CHI PREME DI PIU’? LA FINANZA INVESTE 120 MILIONI L’ANNO. Secondo il rapporto le lobby più forti in Europa sono quelle financial. According to the estimates of Corporate Europe Observatory (CEO) the financial sector spends 120 million dollars per year for lobbying in Brussels and employs more than1700 lobbyists. Other industries, like that farmaceutico [N.d.R.: 91 milioni/anno], from the telecommunications and ofpower, spend rivers of money on lobbying activities. It is difficult to know exactly how many, given the absence of transparency obligations. But if it is true that only pharmaceutical companies officially employ 40 million eurosper year (although some estimates speak of 91 million euros), these are certainly numbers with many zeros.

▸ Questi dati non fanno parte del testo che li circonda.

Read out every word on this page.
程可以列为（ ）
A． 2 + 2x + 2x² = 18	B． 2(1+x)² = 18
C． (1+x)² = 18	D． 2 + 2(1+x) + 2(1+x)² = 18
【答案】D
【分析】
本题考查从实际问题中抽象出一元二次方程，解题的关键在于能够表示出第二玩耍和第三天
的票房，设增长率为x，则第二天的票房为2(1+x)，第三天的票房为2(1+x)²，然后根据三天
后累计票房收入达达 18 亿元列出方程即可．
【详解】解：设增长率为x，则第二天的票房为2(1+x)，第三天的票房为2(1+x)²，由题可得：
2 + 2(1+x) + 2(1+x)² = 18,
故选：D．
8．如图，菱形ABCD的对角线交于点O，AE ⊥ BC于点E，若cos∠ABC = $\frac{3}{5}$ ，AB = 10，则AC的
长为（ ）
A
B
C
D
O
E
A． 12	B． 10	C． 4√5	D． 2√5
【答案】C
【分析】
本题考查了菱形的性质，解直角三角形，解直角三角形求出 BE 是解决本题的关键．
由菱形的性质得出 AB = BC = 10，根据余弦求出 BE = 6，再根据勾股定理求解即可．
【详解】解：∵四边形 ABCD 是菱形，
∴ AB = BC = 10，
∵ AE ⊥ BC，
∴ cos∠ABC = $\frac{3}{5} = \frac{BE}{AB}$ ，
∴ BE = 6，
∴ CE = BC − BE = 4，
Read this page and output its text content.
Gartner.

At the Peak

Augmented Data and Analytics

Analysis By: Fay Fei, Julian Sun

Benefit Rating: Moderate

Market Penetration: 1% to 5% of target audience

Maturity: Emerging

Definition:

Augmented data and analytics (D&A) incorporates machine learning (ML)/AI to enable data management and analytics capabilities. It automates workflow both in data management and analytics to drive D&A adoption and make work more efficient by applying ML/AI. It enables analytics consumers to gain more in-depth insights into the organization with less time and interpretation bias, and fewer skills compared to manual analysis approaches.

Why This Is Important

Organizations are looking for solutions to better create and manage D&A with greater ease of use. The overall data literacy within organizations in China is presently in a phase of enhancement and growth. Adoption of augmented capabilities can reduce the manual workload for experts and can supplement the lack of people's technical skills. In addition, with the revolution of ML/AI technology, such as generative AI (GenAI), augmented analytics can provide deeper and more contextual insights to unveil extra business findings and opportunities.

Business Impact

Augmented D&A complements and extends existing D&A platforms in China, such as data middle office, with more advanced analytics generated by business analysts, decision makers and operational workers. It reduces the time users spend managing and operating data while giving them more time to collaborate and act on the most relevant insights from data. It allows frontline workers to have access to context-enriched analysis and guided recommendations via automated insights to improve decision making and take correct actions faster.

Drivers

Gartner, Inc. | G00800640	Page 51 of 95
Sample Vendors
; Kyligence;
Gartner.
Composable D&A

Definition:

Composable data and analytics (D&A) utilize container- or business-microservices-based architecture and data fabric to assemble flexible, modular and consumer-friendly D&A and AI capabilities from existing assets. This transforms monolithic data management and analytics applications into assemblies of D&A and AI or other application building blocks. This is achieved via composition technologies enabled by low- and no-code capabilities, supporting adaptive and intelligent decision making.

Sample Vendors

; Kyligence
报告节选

LE FINTE CAMPAGNE DAL BASSO: ARRIVA L’ASTROTURFING. Le modalità di azione dei lobbisti sono le più svariate. Tra le più gettonate, secondo il rapporto, ci sarebbero le campagne rivolte ai cittadini. Petizioni, lettere collettive, dibattiti o manifestazioni pubbliche sono alcuni degli strumenti ritenuti più efficaci. Fino al cinico “astroturfing”, ovvero la pratica di mascherare dietro la parvenza di campagne dal basso la difesa di interessi privati. Accanto a queste strategie resistono poi i più classici incontri vis à vis, consumati prevalentemente in luoghi pubblici come golf club, stadi, sale di attesa degli aeroporti, bar, etc., le cosiddette “anticamere del lobbying”, dove si gettano le basi di possibili intese future, ancora da costruire. In Italia, ad esempio, un luogo strategico dove lobbisti e politici si incontrano, secondo il rapporto, è la sala riservata del club Alitalia presso l’aeroporto di Linate a Milano, dove spesso sostano i passeggeri in viaggio verso Roma.
Sul totale dei Paesi analizzati dal rapporto solo 7 (Austria, Francia, Irlanda, Regno Unito, Lituania, Polonia e Slovenia) hanno una legge che regolamenta l’attività di lobbying. E tra questi solo l’Austria impone un codice di condotta a lobbisti e politici. Delle tre istituzioni europee solo la Commissione ha una regolazione delle attività di lobbying che le fa sfiorare la sufficienza (53%) mentre il Parlamento Europeo e il Consiglio si fermano rispettivamente al 37 e 19 per cento.
INTERESSI PRIVATI & DEMOCRAZIA. La percezioni che hanno i cittadini del fenomeno appare ancora peggiore di quella descritta dai dati. Il 58% degli abitanti dei Paesi analizzati attribuisce ai gruppi di potere la capacità di condizionare del tutto o in gran parte le decisioni dei propri governi. Ed è questa opinione, negativa e molto diffusa, polarizzata dagli scandali giudiziari, ad attribuire un significato negativo al termine lobby. Un termine di per sé neutro e che anzi, secondo Trasparency, rappresenta una componente della democrazia in quanto possibilità per tutti i gruppi di far valere le proprie istanze presso i governi. Ma che è spesso stato tradito. Il suo valore positivo dipende infatti da una condizione imprescindibile: che esistano regole in grado di garantire trasparenza e correttezza nei rapporti. Esattamente quel che manca all’Italia e a molti altri paesi europei.